A great place to visit is the Museum of London Docklands in West India Docks where you can see the history of the river and the life around it. From Roman times to the present day this is an area that has seen it all. Invasions, world trade, slavery, wartime bombings and the metamorphosis from docks to skyscrapers.
From this visit my current read is Jack London’s ‘The People of the Abyss’. A review will follow in my next post.
I love crime fiction and spent an amazing afternoon on Saturday at Newcastle Noir Festival. The first panel was Northern Landscapes with Howard Linskey, Nick Quantrill, David Mark and Craig Robertson, chaired by Luca Veste. A great insight into how the landscape of places plays such a crucial part in crime novels. Cities such as Glasgow, Newcastle and Hull all give writers and readers a sense of the places they are. It is not just about cities in crime, wilder landscapes such as the countryside around cities and the Faroe Islands also represent the uniqueness of the northern landscapes. But what is the North? North of Bloomsbury was one comment. Is there a North/South divide and where is that indistinct line?
Writers in Prison had Mari Hannah, Russ Litten and Alexandra Sokoloff sharing their experiences of prison life from a range of perspectives.

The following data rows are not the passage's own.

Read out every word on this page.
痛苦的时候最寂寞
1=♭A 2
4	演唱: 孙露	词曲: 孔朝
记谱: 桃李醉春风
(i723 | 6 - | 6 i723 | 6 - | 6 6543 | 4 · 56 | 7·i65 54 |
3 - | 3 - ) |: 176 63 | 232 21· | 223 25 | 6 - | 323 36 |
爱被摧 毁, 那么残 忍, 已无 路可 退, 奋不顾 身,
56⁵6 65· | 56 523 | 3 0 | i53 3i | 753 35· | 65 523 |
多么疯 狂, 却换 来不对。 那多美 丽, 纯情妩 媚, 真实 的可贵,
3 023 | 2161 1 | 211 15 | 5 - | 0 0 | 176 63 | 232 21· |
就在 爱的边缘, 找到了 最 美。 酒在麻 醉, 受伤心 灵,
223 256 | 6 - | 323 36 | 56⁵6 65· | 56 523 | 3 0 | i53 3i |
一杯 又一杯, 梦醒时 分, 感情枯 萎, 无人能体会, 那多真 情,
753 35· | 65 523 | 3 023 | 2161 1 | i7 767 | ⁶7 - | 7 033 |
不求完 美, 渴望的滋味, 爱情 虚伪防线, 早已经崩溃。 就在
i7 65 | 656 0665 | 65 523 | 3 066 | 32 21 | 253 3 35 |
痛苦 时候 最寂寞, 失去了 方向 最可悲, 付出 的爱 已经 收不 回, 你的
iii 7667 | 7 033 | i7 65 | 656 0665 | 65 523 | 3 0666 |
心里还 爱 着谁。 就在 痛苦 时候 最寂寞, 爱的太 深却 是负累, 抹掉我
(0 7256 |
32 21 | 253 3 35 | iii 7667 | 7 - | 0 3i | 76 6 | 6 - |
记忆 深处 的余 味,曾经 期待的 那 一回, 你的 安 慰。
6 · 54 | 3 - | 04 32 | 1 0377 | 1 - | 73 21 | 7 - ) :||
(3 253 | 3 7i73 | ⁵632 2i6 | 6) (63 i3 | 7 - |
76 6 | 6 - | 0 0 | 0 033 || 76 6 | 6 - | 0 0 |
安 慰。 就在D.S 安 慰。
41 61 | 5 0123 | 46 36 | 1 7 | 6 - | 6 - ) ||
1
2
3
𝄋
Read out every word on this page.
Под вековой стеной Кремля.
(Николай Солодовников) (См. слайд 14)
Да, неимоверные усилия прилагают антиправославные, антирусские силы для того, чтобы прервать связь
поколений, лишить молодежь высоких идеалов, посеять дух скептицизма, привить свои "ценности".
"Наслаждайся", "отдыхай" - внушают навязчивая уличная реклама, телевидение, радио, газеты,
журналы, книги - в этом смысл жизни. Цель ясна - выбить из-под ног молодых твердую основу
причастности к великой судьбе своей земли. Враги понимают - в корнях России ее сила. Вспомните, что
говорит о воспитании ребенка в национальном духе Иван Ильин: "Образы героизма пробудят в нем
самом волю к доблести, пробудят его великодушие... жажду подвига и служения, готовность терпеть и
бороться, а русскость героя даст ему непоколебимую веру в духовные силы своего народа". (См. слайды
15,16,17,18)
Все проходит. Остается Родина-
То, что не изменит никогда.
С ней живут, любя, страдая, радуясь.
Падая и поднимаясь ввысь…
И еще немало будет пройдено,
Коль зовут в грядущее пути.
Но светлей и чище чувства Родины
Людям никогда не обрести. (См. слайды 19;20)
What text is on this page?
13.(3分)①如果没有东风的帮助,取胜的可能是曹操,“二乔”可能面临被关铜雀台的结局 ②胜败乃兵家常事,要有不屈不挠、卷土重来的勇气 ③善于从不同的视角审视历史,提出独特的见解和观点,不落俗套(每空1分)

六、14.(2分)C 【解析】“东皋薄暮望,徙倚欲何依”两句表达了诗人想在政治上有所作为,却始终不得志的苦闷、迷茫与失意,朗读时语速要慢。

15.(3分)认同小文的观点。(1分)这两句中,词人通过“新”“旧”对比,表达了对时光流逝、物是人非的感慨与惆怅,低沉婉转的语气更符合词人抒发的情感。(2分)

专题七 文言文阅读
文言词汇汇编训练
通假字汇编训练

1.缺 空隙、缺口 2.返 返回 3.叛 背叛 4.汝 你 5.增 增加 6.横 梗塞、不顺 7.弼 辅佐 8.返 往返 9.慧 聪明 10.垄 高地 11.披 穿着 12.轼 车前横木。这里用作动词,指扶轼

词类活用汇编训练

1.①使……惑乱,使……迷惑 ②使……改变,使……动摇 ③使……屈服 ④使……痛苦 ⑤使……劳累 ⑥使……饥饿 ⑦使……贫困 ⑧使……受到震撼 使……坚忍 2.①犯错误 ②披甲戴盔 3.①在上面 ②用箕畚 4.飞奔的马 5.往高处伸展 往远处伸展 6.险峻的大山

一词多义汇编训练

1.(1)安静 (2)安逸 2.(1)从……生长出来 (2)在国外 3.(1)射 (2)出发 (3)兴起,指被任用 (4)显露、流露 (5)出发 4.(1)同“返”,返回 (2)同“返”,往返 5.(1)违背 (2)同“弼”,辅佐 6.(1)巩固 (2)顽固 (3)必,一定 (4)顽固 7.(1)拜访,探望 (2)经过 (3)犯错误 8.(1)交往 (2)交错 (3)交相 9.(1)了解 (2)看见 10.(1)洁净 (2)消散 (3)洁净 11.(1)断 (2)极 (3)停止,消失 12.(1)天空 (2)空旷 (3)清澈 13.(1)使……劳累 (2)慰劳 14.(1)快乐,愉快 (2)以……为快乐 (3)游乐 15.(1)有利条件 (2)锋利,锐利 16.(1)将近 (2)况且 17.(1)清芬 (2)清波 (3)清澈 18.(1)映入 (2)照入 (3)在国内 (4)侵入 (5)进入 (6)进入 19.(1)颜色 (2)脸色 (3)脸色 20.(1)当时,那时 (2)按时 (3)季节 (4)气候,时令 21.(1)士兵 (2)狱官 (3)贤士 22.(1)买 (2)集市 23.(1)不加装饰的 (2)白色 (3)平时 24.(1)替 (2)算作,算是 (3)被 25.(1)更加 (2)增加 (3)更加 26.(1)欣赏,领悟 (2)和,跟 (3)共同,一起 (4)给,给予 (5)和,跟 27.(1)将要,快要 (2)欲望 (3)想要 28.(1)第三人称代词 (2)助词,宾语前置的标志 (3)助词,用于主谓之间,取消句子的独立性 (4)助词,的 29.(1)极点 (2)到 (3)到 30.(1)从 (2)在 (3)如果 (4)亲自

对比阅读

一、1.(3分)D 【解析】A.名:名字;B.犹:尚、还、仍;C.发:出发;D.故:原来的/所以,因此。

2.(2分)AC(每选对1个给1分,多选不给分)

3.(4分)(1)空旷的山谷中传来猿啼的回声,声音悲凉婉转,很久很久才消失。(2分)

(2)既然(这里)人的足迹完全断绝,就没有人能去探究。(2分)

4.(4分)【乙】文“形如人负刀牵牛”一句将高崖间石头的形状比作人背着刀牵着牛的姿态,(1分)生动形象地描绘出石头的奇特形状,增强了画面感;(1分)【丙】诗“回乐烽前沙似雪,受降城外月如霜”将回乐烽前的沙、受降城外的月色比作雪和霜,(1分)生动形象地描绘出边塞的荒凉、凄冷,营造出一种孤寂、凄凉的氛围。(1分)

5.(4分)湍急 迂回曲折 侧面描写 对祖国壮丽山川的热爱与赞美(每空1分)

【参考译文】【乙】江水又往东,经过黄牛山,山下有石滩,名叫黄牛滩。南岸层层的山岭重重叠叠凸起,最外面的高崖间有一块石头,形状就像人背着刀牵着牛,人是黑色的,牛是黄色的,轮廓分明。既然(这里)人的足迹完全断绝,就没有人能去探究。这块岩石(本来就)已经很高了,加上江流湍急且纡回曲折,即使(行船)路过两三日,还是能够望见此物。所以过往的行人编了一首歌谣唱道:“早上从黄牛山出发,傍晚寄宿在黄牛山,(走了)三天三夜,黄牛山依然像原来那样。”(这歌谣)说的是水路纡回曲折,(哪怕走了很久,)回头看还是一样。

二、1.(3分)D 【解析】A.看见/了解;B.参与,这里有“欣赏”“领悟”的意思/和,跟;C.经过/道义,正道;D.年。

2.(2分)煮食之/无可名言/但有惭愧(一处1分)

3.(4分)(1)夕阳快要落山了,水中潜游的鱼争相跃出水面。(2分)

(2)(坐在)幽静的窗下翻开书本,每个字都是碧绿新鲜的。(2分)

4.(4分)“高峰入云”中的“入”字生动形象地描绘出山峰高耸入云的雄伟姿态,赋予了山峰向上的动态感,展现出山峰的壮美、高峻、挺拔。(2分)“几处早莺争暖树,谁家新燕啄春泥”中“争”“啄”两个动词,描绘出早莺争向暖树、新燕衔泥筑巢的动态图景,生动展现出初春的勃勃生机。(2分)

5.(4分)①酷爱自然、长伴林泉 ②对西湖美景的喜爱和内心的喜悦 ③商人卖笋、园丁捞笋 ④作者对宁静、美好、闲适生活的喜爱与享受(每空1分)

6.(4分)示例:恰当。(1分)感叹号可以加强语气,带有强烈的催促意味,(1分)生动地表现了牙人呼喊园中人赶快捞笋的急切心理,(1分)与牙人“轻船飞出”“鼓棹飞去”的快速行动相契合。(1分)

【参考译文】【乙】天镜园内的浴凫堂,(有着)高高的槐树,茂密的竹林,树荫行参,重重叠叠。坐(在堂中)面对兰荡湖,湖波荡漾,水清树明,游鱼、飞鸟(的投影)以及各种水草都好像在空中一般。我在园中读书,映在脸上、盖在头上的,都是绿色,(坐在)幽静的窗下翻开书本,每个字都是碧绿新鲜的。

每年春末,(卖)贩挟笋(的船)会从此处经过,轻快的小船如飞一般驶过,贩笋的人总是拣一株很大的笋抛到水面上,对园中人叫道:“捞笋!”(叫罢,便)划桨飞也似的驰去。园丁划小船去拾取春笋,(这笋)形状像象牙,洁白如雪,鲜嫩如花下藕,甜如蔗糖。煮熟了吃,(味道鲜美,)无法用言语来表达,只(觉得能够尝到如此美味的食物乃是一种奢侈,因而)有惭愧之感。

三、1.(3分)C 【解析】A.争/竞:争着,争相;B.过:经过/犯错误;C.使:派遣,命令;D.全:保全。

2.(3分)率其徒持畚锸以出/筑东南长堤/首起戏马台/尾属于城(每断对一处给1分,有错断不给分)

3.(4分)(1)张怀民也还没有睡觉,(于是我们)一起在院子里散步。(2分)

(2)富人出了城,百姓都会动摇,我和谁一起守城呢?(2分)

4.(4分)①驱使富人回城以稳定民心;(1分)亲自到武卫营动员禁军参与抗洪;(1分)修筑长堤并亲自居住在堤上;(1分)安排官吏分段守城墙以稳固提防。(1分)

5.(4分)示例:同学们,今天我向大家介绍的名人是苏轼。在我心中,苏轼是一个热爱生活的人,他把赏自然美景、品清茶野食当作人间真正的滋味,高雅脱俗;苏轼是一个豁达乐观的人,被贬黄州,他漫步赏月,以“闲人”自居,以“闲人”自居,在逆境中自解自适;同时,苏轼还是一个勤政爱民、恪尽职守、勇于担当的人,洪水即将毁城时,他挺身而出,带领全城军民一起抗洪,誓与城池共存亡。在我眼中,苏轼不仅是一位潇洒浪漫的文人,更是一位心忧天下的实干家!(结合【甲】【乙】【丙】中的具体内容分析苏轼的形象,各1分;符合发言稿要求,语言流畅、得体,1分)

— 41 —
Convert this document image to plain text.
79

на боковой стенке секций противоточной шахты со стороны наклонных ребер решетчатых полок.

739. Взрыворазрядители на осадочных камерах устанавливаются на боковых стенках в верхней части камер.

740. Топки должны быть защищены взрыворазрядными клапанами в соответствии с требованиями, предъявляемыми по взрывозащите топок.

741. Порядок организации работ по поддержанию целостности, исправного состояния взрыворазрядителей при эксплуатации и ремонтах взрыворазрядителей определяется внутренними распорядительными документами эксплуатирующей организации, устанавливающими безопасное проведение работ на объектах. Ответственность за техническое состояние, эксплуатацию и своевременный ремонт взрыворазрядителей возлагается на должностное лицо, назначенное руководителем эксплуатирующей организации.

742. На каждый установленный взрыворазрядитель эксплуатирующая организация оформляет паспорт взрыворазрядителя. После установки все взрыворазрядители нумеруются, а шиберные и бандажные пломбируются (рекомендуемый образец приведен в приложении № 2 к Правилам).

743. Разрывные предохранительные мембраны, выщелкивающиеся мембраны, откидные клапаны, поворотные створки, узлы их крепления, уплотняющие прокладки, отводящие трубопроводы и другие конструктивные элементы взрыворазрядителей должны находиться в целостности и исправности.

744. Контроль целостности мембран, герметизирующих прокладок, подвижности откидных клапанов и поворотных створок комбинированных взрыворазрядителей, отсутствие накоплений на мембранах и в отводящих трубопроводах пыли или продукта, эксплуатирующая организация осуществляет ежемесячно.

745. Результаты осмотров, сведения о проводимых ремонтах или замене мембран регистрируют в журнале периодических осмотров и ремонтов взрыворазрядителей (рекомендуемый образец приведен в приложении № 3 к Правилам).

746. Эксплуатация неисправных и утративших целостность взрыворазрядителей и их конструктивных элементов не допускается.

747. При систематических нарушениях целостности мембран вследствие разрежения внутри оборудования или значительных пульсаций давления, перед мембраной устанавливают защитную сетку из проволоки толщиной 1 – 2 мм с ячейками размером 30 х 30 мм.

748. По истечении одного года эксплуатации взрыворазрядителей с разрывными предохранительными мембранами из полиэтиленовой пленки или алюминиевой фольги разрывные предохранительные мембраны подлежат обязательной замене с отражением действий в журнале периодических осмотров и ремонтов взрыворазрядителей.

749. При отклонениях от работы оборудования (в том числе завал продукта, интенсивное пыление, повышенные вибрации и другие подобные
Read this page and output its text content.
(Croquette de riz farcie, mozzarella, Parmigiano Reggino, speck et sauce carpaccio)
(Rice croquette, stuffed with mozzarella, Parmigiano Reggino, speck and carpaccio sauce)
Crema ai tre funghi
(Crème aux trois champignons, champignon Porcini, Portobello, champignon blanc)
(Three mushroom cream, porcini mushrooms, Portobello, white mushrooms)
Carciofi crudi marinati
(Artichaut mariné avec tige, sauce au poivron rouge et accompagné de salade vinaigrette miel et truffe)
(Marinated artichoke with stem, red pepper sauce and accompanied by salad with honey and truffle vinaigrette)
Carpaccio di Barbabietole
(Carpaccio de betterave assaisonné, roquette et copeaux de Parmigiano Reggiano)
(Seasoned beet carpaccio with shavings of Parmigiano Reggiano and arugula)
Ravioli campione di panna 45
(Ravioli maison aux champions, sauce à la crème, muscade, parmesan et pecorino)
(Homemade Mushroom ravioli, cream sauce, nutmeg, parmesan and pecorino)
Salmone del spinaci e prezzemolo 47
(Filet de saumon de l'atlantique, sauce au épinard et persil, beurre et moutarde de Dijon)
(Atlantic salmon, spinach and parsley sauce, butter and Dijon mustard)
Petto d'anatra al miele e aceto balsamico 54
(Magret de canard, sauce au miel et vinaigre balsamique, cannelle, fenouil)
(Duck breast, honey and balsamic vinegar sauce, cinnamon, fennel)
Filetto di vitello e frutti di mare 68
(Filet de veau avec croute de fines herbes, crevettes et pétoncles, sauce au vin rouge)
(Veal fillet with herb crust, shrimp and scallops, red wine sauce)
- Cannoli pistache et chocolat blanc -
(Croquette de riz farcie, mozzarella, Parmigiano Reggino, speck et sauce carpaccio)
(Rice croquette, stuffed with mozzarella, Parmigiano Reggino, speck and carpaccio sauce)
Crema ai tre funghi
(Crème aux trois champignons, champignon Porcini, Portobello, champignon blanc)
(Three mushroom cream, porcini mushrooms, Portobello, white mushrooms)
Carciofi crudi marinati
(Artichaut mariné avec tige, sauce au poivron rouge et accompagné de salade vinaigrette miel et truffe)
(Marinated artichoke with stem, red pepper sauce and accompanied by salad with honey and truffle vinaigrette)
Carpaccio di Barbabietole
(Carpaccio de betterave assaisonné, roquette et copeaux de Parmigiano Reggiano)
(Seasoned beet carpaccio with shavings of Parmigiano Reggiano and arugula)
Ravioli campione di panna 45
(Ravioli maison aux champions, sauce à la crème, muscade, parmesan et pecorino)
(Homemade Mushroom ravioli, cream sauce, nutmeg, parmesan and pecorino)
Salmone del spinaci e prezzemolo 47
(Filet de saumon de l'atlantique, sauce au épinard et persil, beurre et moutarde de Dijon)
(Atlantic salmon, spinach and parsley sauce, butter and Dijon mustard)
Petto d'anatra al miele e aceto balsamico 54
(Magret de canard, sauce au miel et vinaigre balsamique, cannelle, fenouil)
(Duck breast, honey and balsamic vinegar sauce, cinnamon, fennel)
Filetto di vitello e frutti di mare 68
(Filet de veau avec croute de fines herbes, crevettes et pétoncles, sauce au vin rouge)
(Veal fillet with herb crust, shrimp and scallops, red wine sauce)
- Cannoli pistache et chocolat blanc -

Mari as a former probation officer, Russ as a Writer in Residence in a prison and Alexandra as a screenwriter, novelist and early in her career working with young offenders. Are killers evil? What makes people kill? A fascinating discussion around crime, rehabilitation and the future of prisons made this a very thought-provoking session.
My final panel for the day was Mark Billingham and Martyn Waites ‘In Conversation’ and what a conversation it was. This whizz bang session was funny, informative and enthralling. These two writers were a great double-act and kept the audience entertained with their experiences of writing, researching and a short reading from their respective books ‘Time of Death’ and ‘The Woman in Black – Angel of Death’. Great entertainment.
Walking is back on the agenda tomorrow. Twenty six miles from Budle Bay to Alnmouth. Madness I hear you cry and yes I think I am probably suffering from some type of mid-life crisis which made me sign up for the Coastal Challenge Walk. Yet walking is a time to think, to plot, to argue with yourself and also create characters and landscapes that will touch the lives of many. As Nietzsche said ‘All truly great thoughts are conceived by walking’.